Do animals need vitamins
Vitamins - Introduction
Vitamins are relatively complex organic compounds that are vital for the organism. Vitamins are neither energy sources, such as B. carbohydrates, fats and proteins, nor do they serve the tissue structure. They are required in small amounts to support cell metabolism and act as catalysts in almost all metabolic reactions - a unique property of vitamins compared to other nutrients. Most vitamins have to be taken in with food, as the body cannot synthesize them or cannot synthesize them as required; they are essential. Of the 20 known vitamins, 11 are essential for humans.
What does "essential" actually mean?
Plants can produce all organic substances themselves and thus also synthesize all vitamins. Horses and dogs have a limited ability to synthesize some vitamins on their own, such as B. the B vitamins and vitamin K, which are formed in the intestines of animals by intestinal bacteria, vitamin C, which can be synthesized via glucose, and vitamin D, which is produced through the skin through sun exposure. Humans are also able to synthesize vitamin D with sufficient sun exposure and niacin via the amino acid tryptophan.
Plants may not be dependent on vitamins because they appeared much earlier in evolution than animals. In order to be able to exist in the long term, they had to produce these essential substances themselves. Humans and animals, on the other hand, did not need to undertake this energy-consuming effort as long as there was sufficient vitamin-rich food in plants and animals for them, on whose regular intake they also became dependent.
This is supported by the fact that, despite the proven ability to self-synthesize certain vitamins in horses and dogs, these vitamins should still be fed through the food.
Take vitamin C, for example: During the spring and summer months, nature offers a wide variety of plants, herbs and fruits containing vitamin C, which are available to the horses as food and meet their vitamin C requirements, i.e. without their own expenditure of energy.
According to recurring claims, vitamin C can always be synthesized by the horse as required - even with higher metabolic loads, such as coat change, stressful situations, convalescence after illnesses.
That must be doubted.
From a developmental point of view, it does not make sense for any organism to go the energy-intensive path of self-synthesis, but to choose the more convenient, energy-saving direction via food intake. Since the horses nowadays no longer have the necessary nutritional basis for them in the form of plants, herbs, fruits and bark, an adequate supply of vitamins should be provided through the feed. Rosehips and other berries or extracts, e.g. from acerola cherry and sea buckthorn, are particularly suitable for this.
Fat soluble - water soluble
The classic division of vitamins is made into fat-soluble and water-soluble vitamins. The absorption and utilization of fat-soluble vitamins is the same as with fats; the metabolic end products are excreted with the faeces. Most water-soluble vitamins, on the other hand, are absorbed passively through the small intestine and excreted in the urine.

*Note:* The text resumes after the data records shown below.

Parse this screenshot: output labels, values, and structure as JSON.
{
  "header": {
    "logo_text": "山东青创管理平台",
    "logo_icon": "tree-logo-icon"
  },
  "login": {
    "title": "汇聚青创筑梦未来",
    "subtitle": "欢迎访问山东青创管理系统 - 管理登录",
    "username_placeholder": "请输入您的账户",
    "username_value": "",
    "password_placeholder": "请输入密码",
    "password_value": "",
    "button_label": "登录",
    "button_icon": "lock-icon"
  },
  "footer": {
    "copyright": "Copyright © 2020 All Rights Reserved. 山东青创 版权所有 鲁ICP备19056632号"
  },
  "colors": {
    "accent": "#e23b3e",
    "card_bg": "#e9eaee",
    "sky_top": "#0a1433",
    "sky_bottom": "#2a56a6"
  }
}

Fat-soluble vitamins consumed in excess can be stored in the liver. The frequently put forward hypothesis that horses could store the fat-soluble vitamins absorbed over the summer months in the body as sufficient storage for the winter must be questioned: This only works with an intact intestine with a healthy intestinal flora and thus enabled healthy metabolism, which many horses today But no longer have time.
The possibility of hypervitaminosis (oversupply of vitamins) with possibly toxic accumulations is significantly greater with fat-soluble vitamins than with water-soluble vitamins. Except for cobalamin, the water-soluble substances cannot be stored. Nevertheless, an intake of water-soluble vitamins that exceeds the requirements can have negative effects on the metabolism.
Vitamin A (retinol and retinyl ester)
Vitamin D (calcitriol)
Vitamin E (tocopherol)
Vitamin K (K1 phylloquinone, K2 menaquinone)
Water soluble vitamins
Vitamin B1 (thiamine)
Vitamin B2 (riboflavin)
Vitamin B3 (niacin = nicotinic acid and nicotinamide)
Vitamin B5 (pantothenic acid)
Vitamin B6 (pyridoxine, pyridoxal, pyridoxamine)
Vitamin B7 (biotin)
Vitamin B9 (folic acid)
Vitamin B12 (cobalamin)
Vitamin C (ascorbic acid)
Provitamins as biological precursors of vitamins have to be converted into vitamins in the body in order to be able to develop the corresponding effect. Provitamins are z. B. the beta-carotenes formed by plants, which are converted into vitamin A (retinol) by animals or humans.